Doctrinal Christian attributes of God as affirmed in the Creeds:
Nicene Creed (381): “We believe in one God, the Father Almighty, Maker of heaven and earth, and of all things visible and invisible.”
Apostle’s Creed (390) “I believe in God, the Father almighty, Creator of heaven and earth, . . .”

Doctrinal Christian attributes of God derived from the Bible (Followed by most Protestants and Evangelicals):
Westminster Confession of Faith:
Chapter 4 Of Creation 1. It pleased God the Father, Son, and Holy Ghost, for the manifestation of the glory of his eternal power, wisdom, and goodness, in the beginning, to create, or make of nothing, the world, and all things therein whether visible or invisible, in the space of six days; and all very good.

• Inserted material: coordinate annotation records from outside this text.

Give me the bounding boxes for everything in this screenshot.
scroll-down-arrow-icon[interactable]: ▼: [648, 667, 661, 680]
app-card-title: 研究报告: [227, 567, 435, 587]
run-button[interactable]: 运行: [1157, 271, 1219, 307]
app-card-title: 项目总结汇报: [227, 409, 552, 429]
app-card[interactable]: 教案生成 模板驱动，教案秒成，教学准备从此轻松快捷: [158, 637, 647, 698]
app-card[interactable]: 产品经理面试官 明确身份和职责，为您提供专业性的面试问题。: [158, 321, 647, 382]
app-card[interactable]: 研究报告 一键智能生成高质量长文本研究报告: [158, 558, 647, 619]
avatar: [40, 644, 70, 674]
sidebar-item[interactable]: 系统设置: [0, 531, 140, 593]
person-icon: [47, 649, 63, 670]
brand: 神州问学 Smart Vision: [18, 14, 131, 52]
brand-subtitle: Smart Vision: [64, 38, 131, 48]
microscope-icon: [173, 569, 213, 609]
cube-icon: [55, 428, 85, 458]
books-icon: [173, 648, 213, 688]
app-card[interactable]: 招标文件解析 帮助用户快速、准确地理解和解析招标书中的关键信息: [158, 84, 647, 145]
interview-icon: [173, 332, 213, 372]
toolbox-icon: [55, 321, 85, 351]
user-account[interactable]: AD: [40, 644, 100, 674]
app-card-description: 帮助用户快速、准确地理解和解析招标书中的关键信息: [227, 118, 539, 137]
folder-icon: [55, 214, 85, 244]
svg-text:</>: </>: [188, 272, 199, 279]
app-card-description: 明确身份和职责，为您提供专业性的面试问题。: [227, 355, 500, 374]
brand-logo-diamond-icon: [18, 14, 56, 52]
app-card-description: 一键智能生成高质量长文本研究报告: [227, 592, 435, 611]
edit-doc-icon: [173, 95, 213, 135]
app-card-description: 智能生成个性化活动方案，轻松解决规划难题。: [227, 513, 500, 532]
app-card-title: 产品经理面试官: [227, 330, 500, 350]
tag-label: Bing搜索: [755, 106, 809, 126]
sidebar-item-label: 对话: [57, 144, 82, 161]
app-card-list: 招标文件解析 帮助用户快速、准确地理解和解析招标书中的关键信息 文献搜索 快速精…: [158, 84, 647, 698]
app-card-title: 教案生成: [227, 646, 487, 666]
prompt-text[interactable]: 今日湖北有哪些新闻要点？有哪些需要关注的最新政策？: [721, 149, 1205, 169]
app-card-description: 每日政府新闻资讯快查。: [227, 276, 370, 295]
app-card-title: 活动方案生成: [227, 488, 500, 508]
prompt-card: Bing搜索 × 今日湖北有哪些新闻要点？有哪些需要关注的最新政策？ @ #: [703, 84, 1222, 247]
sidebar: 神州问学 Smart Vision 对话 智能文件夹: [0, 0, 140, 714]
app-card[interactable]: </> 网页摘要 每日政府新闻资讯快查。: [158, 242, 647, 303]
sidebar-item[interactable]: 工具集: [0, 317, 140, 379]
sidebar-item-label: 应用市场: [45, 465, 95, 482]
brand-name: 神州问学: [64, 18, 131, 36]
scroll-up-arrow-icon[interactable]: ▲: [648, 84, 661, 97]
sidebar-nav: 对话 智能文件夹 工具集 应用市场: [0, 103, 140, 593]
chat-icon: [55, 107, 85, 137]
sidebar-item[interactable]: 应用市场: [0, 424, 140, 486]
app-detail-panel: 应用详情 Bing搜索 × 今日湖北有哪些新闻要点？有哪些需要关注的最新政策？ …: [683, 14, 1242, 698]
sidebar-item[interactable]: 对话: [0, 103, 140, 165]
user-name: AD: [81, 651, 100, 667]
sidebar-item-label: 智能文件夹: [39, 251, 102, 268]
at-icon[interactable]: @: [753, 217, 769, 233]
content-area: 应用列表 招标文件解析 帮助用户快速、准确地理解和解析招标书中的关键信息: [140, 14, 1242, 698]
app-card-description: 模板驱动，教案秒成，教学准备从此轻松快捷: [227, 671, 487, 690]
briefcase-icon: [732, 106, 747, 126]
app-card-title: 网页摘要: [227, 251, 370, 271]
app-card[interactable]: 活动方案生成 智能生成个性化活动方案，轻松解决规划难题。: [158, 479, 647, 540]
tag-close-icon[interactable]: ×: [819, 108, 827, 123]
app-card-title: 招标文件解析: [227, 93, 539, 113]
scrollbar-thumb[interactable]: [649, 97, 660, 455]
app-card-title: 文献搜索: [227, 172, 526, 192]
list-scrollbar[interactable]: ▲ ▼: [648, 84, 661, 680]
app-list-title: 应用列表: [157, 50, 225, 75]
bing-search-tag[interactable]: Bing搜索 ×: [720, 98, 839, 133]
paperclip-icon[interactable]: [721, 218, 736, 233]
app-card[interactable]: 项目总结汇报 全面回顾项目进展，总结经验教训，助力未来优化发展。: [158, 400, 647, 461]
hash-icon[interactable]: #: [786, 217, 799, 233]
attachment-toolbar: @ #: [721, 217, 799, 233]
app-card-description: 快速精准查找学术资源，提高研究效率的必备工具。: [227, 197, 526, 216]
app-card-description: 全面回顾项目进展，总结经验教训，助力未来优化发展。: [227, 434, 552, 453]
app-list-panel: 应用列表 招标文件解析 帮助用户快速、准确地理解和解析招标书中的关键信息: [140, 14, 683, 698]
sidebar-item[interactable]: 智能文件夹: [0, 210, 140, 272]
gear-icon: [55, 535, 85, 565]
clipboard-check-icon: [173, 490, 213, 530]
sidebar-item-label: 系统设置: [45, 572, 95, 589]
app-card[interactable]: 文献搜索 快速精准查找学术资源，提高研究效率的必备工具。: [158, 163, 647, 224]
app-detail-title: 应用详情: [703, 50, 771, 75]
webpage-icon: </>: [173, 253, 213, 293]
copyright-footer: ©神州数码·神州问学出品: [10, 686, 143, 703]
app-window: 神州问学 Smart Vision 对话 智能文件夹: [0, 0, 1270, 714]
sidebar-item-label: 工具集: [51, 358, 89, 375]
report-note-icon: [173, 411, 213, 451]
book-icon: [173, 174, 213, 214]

Chapter 6 The Fall of Man . . . 4. From this original corruption, whereby we are utterly indisposed, disabled, and made opposite to all good, and wholly inclined to all evil, do proceed all actual transgressions.

Now a simple question of logical contention drawn from the Bible, the Creeds and Confession:
Is the action of sinful humanity ever justified in taking part of God’s creation and annihilating it from the face of the earth and then for humanity to feel righteously superior to God? (Yes or No and Why)
Or as simplified by exelayman: “Is sinful humanity ever justified in feeling more righteous than God after destroying a part of God's creation?”